Dallas, Texas-based hospital Children's Health has launched a new app, called My Asthma Pal, to help children track and manage their asthma, according to the Dallas Business Journal.
My Asthma Pal, available on iOS and Android devices, aims to help children and their their parents track, understand, and manage a child's asthma. Users can access educational materials about asthma, track their symptoms, set reminders to take their medication, share their asthma management plan as well as their asthma control test scores, and view their asthma tracking progress over time.
Although Children's Health just launched My Asthma Pal last week, the organization is already working on a second version of this app that will not only allow users to track asthma manually, but also sync with a connected peak flow meter via Bluetooth, send data to the hospital's MyChart medical record, and offer different data visualizations.
Children's Health is also planning to launch three other apps including an app to manage diabetes, an app to prevent injury, and an internal app for the hospital's employees.
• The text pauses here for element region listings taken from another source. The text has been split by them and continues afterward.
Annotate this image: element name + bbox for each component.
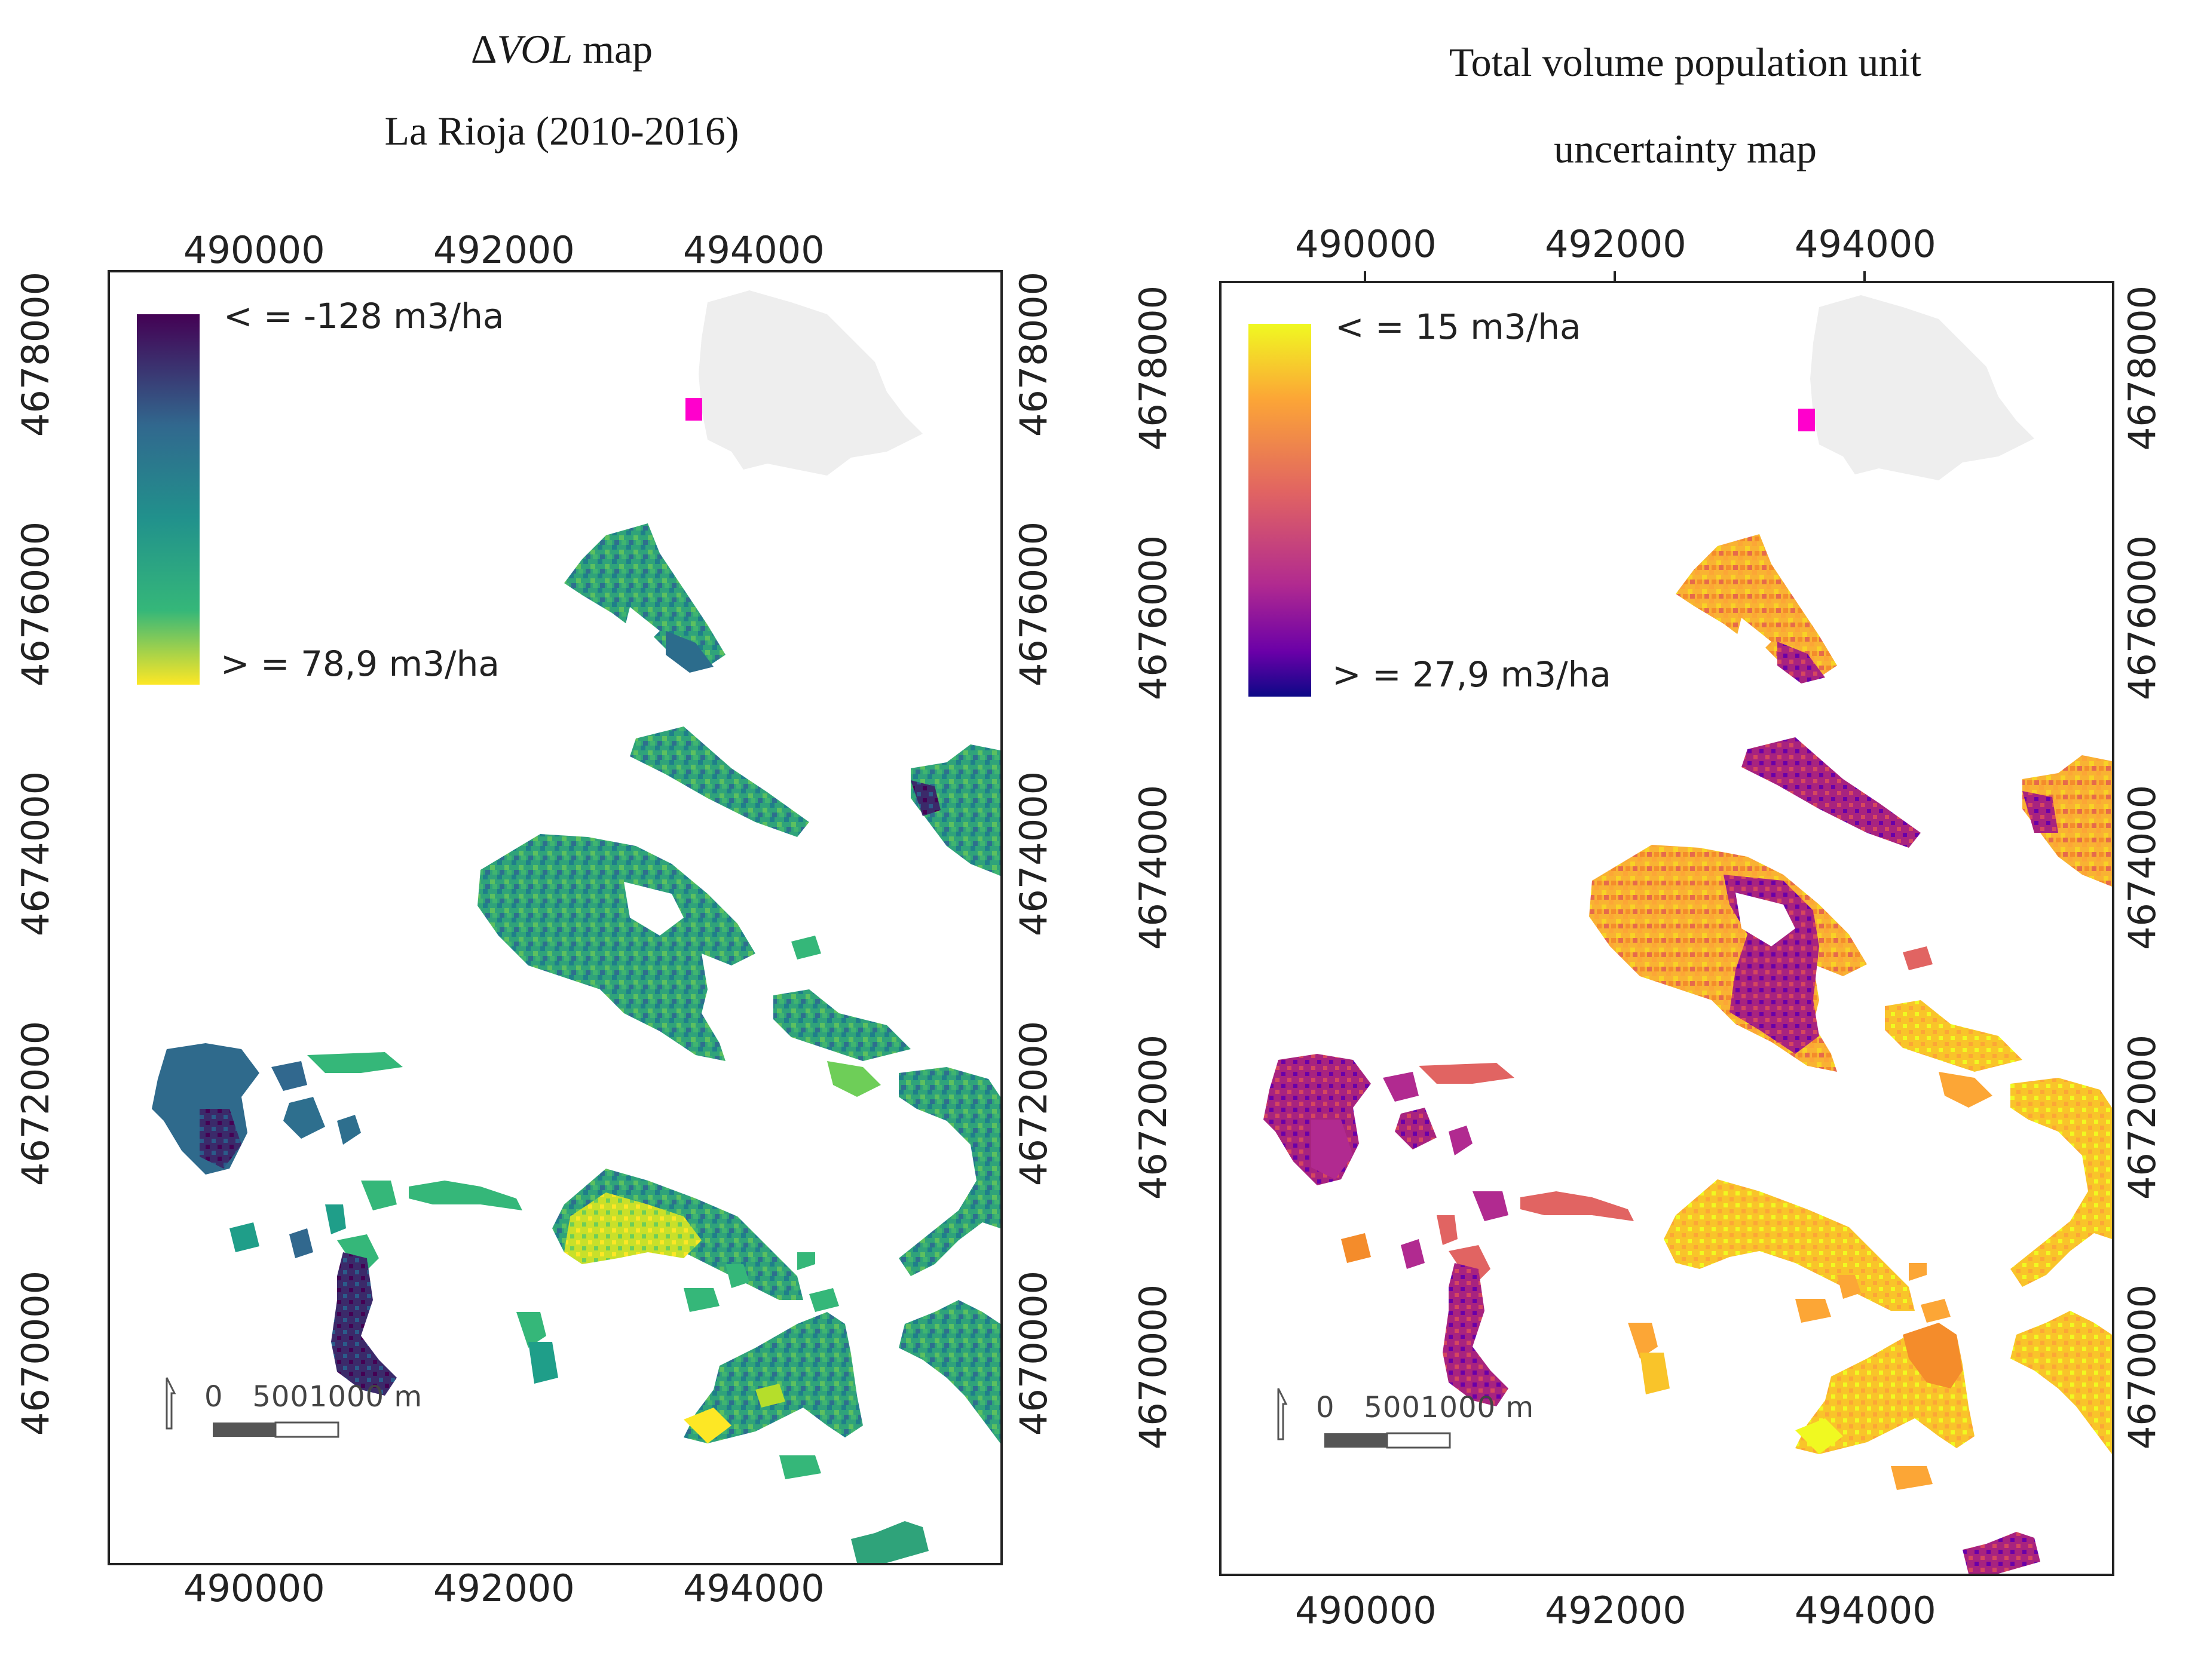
left-y-left-tick-2: 4676000 xyxy=(14,521,57,687)
left-y-left-tick-4: 4672000 xyxy=(14,1020,57,1187)
right-legend-max-label: > = 27,9 m3/ha xyxy=(1332,654,1611,695)
left-scale-label: 0 5001000 m xyxy=(204,1380,423,1414)
left-map-subtitle: La Rioja (2010-2016) xyxy=(384,108,739,154)
left-x-bottom-tick-2: 492000 xyxy=(433,1566,575,1610)
left-map-canvas xyxy=(137,290,1000,1563)
right-legend-colorbar xyxy=(1248,324,1311,697)
left-north-arrow xyxy=(166,1377,176,1430)
right-forest-patches xyxy=(1263,534,2112,1574)
right-x-top-tickmark-2 xyxy=(1614,271,1616,282)
right-y-right-tick-1: 4678000 xyxy=(2120,285,2164,451)
right-y-left-tick-2: 4676000 xyxy=(1131,535,1175,701)
left-inset-marker xyxy=(685,398,702,421)
vol-italic: VOL xyxy=(497,26,573,72)
left-y-left-tick-1: 4678000 xyxy=(14,271,57,437)
left-forest-patches xyxy=(152,523,1000,1563)
left-y-left-tick-5: 4670000 xyxy=(14,1270,57,1436)
left-x-bottom-tick-3: 494000 xyxy=(683,1566,825,1610)
right-y-right-tick-3: 4674000 xyxy=(2120,784,2164,951)
left-legend-max-label: > = 78,9 m3/ha xyxy=(221,643,500,684)
right-y-left-tick-1: 4678000 xyxy=(1131,285,1175,451)
right-x-top-tickmark-1 xyxy=(1364,271,1366,282)
right-x-bottom-tick-1: 490000 xyxy=(1295,1589,1437,1632)
right-scale-label: 0 5001000 m xyxy=(1316,1391,1535,1424)
right-x-top-tick-2: 492000 xyxy=(1545,222,1686,266)
left-x-top-tick-3: 494000 xyxy=(683,228,825,272)
right-north-arrow xyxy=(1277,1388,1288,1440)
left-y-right-tick-3: 4674000 xyxy=(1012,771,1055,937)
map-word: map xyxy=(573,26,653,72)
right-map-title: Total volume population unit xyxy=(1449,39,1922,85)
right-inset-marker xyxy=(1798,409,1815,431)
right-scale-bar xyxy=(1277,1388,1451,1449)
right-inset-locator xyxy=(1798,295,2034,480)
left-y-left-tick-3: 4674000 xyxy=(14,771,57,937)
left-y-right-tick-2: 4676000 xyxy=(1012,521,1055,687)
right-y-left-tick-5: 4670000 xyxy=(1131,1284,1175,1450)
left-map-title: ΔVOL map xyxy=(335,29,789,69)
left-x-bottom-tick-1: 490000 xyxy=(183,1566,325,1610)
right-y-right-tick-5: 4670000 xyxy=(2120,1284,2164,1450)
left-y-right-tick-1: 4678000 xyxy=(1012,271,1055,437)
right-map-frame: < = 15 m3/ha > = 27,9 m3/ha 0 5001000 m xyxy=(1219,281,2114,1576)
right-x-top-tickmark-3 xyxy=(1863,271,1866,282)
left-x-top-tick-1: 490000 xyxy=(183,228,325,272)
right-y-left-tick-4: 4672000 xyxy=(1131,1034,1175,1200)
right-y-right-tick-4: 4672000 xyxy=(2120,1034,2164,1200)
right-x-bottom-tick-3: 494000 xyxy=(1795,1589,1936,1632)
right-x-top-tick-3: 494000 xyxy=(1795,222,1936,266)
left-inset-locator xyxy=(685,290,923,476)
left-y-right-tick-5: 4670000 xyxy=(1012,1270,1055,1436)
left-y-right-tick-4: 4672000 xyxy=(1012,1020,1055,1187)
left-legend-colorbar xyxy=(137,314,200,685)
right-map-canvas xyxy=(1248,295,2112,1574)
right-legend-min-label: < = 15 m3/ha xyxy=(1335,306,1581,347)
left-legend-min-label: < = -128 m3/ha xyxy=(224,296,504,336)
right-x-top-tick-1: 490000 xyxy=(1295,222,1437,266)
right-x-bottom-tick-2: 492000 xyxy=(1545,1589,1686,1632)
left-map-frame: < = -128 m3/ha > = 78,9 m3/ha 0 5001000 … xyxy=(108,270,1003,1565)
left-x-top-tick-2: 492000 xyxy=(433,228,575,272)
right-y-left-tick-3: 4674000 xyxy=(1131,784,1175,951)
delta-symbol: Δ xyxy=(470,26,497,72)
right-map-subtitle: uncertainty map xyxy=(1554,126,1817,171)
left-scale-bar xyxy=(166,1377,339,1438)
right-y-right-tick-2: 4676000 xyxy=(2120,535,2164,701)
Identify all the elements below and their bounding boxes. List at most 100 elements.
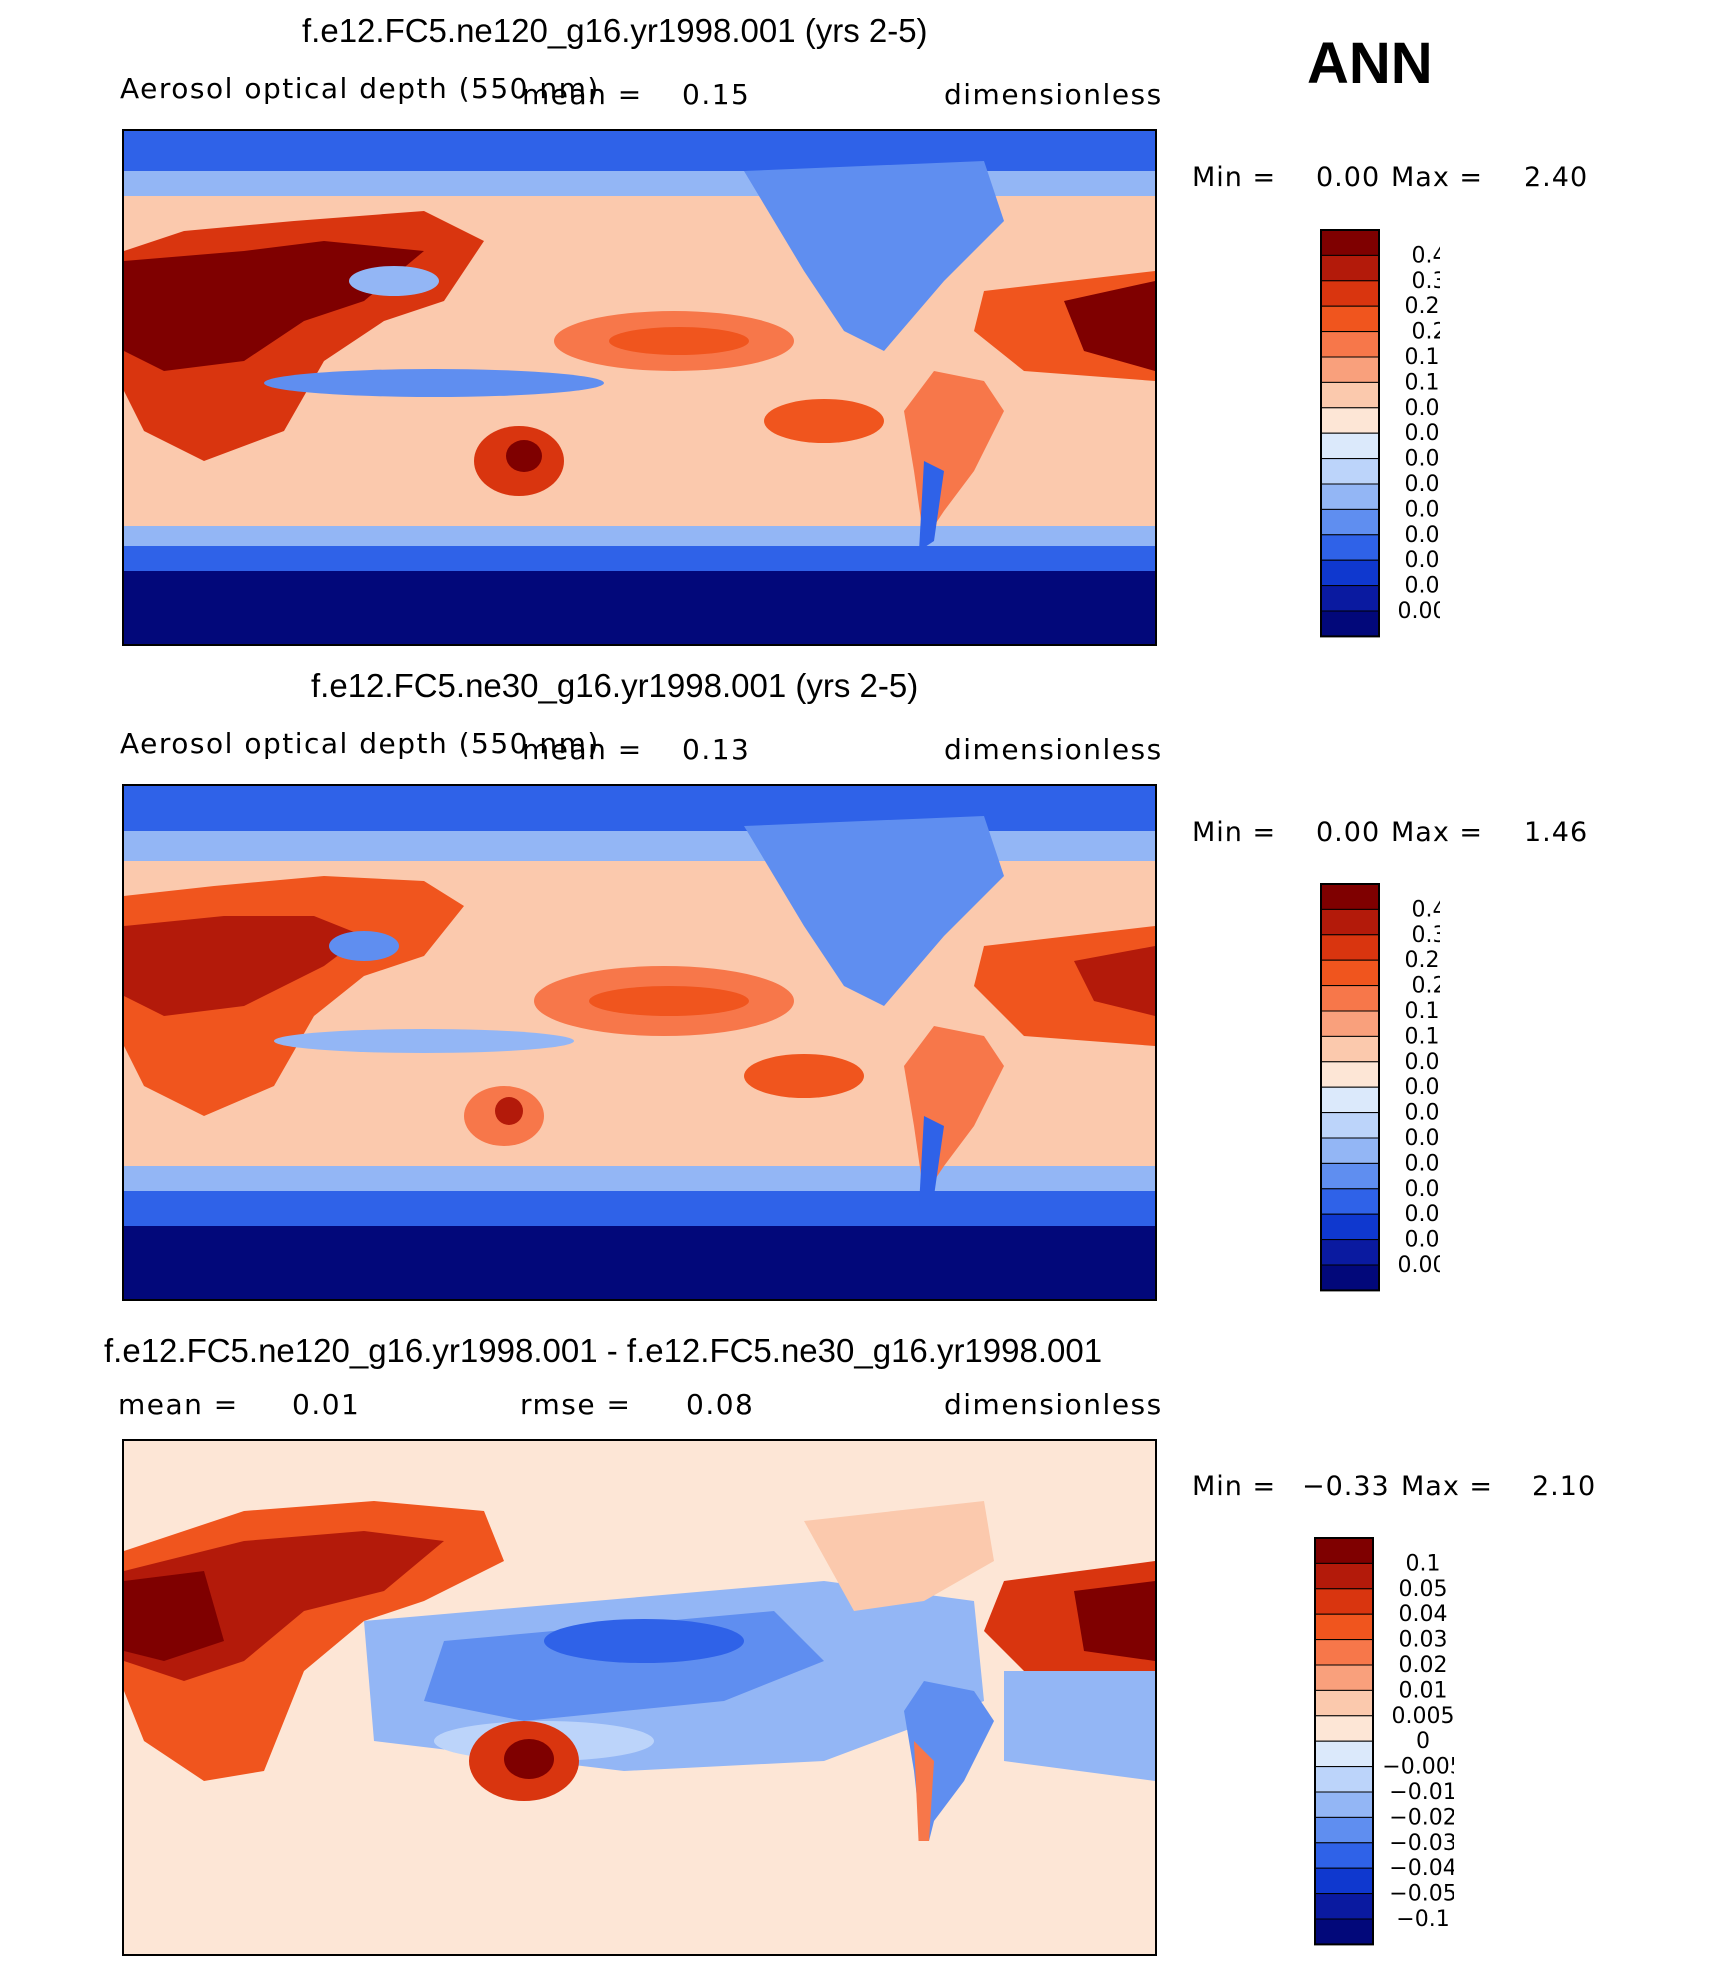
colorbar-level-label: −0.01: [1389, 1780, 1454, 1805]
colorbar-level-label: 0.15: [1405, 999, 1440, 1024]
panel2-map-svg: [124, 786, 1155, 1299]
colorbar-level-label: 0.4: [1412, 897, 1441, 922]
colorbar-swatch: [1320, 305, 1380, 333]
colorbar-level-label: 0.08: [1405, 1050, 1440, 1075]
colorbar-swatch: [1314, 1689, 1374, 1717]
colorbar-level-label: −0.05: [1389, 1882, 1454, 1907]
colorbar-level-label: 0.01: [1405, 574, 1440, 599]
colorbar-level-label: 0.3: [1412, 269, 1441, 294]
colorbar-swatch: [1314, 1791, 1374, 1818]
colorbar-level-label: 0.25: [1405, 948, 1440, 973]
panel3-mean-value: 0.01: [292, 1388, 361, 1421]
colorbar-level-label: 0.01: [1405, 1228, 1440, 1253]
colorbar-swatch: [1320, 1239, 1380, 1266]
panel3-colorbar: 0.10.050.040.030.020.010.0050−0.005−0.01…: [1314, 1537, 1464, 1954]
panel3-rmse-value: 0.08: [686, 1388, 755, 1421]
colorbar-swatch: [1320, 1035, 1380, 1063]
colorbar-swatch: [1320, 381, 1380, 409]
colorbar-level-label: 0.25: [1405, 294, 1440, 319]
panel3-min-label: Min =: [1192, 1471, 1277, 1502]
colorbar-swatch: [1320, 229, 1380, 256]
colorbar-swatch: [1320, 534, 1380, 561]
colorbar-level-label: 0.06: [1405, 1101, 1440, 1126]
colorbar-level-label: −0.04: [1389, 1856, 1454, 1881]
colorbar-level-label: 0.05: [1399, 1577, 1448, 1602]
colorbar-border: [1314, 1537, 1374, 1946]
colorbar-swatch: [1320, 1086, 1380, 1114]
panel1-variable: Aerosol optical depth (550 nm): [120, 72, 600, 105]
colorbar-swatch: [1320, 1010, 1380, 1037]
panel3-max-label: Max =: [1401, 1471, 1494, 1502]
colorbar-swatch: [1320, 1061, 1380, 1088]
colorbar-level-label: 0.04: [1405, 1151, 1440, 1176]
colorbar-swatch: [1320, 985, 1380, 1012]
colorbar-swatch: [1320, 1112, 1380, 1139]
panel2-colorbar-svg: 0.40.30.250.20.150.120.080.070.060.050.0…: [1320, 883, 1460, 1292]
panel1-max-label: Max =: [1391, 162, 1484, 193]
panel3-units: dimensionless: [944, 1388, 1163, 1421]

Just this year, a number of children's hospitals across the US have added digital offerings for patients.
In March, Phoenix Children’s Hospital announced that it would install 200 tablets in patient rooms to provide patients and their families with customized, interactive information about their treatment plan. The hospital was awarded $200,000 from the James M. Cox Foundation to launch this initiative, called the “Connected Patient Project”.
In the following months, the CS Mott Children’s Hospital at the University of Michigan launched a new telemedicine program to help reduce childhood obesity and the Children’s Hospital Los Angeles (CHLA) announced that they will offer an imaging app, called ImageInbox, to their patients. Boston Children's also recently showed off a few internally developed digital health tools for patients and clinicians including RNSafe, an app that aims to help increase patient safety when administering medications, and Thermia, a decision support tool for fevers and associated febrile illnesses.